Hybrid Physical-Neural Simulator for Fast Cosmological Hydrodynamics
Arne Thomsen, Tilman Tröster, François Lanusse
TL;DR
This work introduces a differentiable forward model for cosmological hydrodynamics by hybridizing a differentiable particle-mesh gravity solver with a neural network that learns an effective gas pressure. Trained in a solver-in-the-loop setup on a single fully hydrodynamical Camels Simba simulation, the model evolves both dark matter and gas in comoving coordinates, with gravity computed on a mesh and gas dynamics augmented by a learned pressure field. Results show improved field-level agreement and comparable or better two-point statistics relative to baselines like Enthalpy Gradient Descent, while achieving strong data efficiency. This approach enables field-level inference of cosmological parameters and initial conditions, with potential to fit directly to observational data such as Sunyaev–Zeldovich signals and weak lensing, albeit with limitations on history dependence which could be addressed via latent-variable neural ODE extensions.
Abstract
Cosmological field-level inference requires differentiable forward models that solve the challenging dynamics of gas and dark matter under hydrodynamics and gravity.

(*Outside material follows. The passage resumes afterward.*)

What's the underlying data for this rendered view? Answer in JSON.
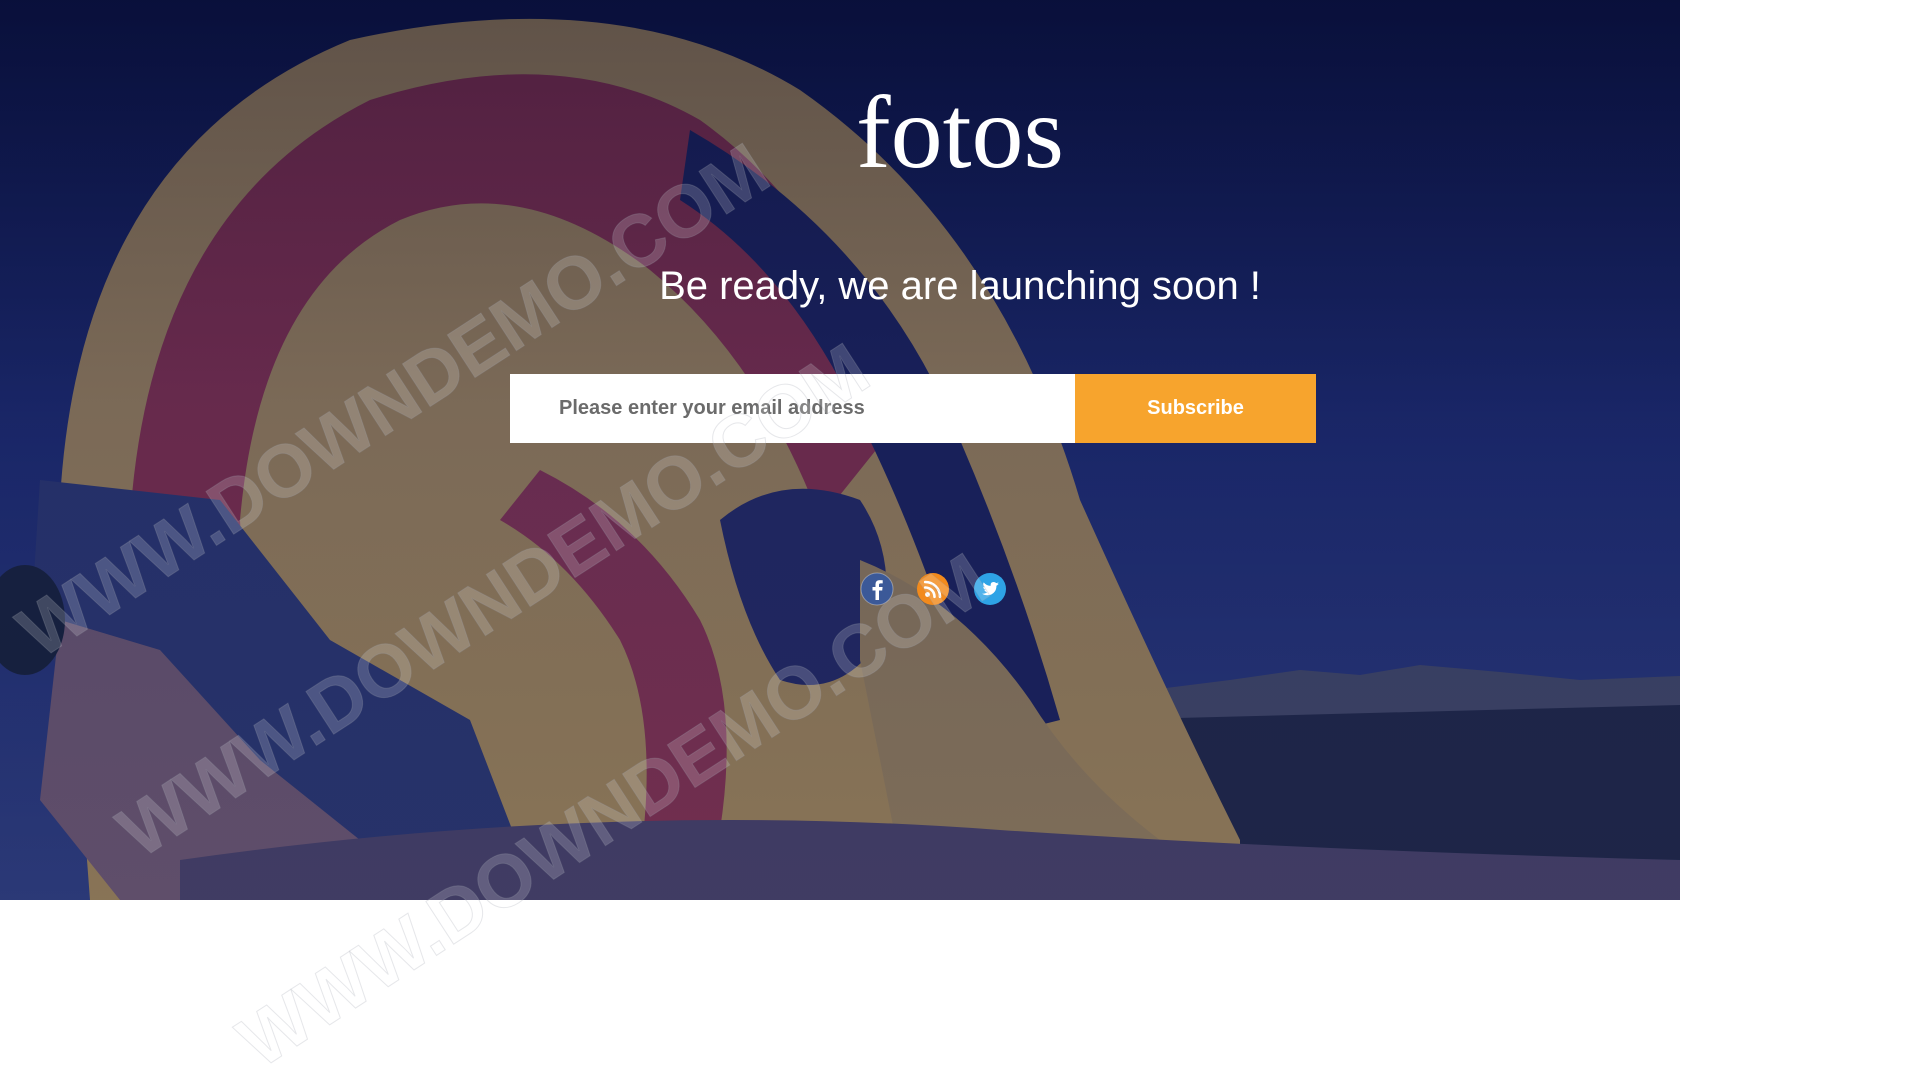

We propose a hybrid approach where gravitational forces are computed using a differentiable particle-mesh solver, while the hydrodynamics are parametrized by a neural network that maps local quantities to an effective pressure field. We demonstrate that our method improves upon alternative approaches, such as an Enthalpy Gradient Descent baseline, both at the field and summary-statistic level. The approach is furthermore highly data efficient, with a single reference simulation of cosmological structure formation being sufficient to constrain the neural pressure model. This opens the door for future applications where the model is fit directly to observational data, rather than a training set of simulations.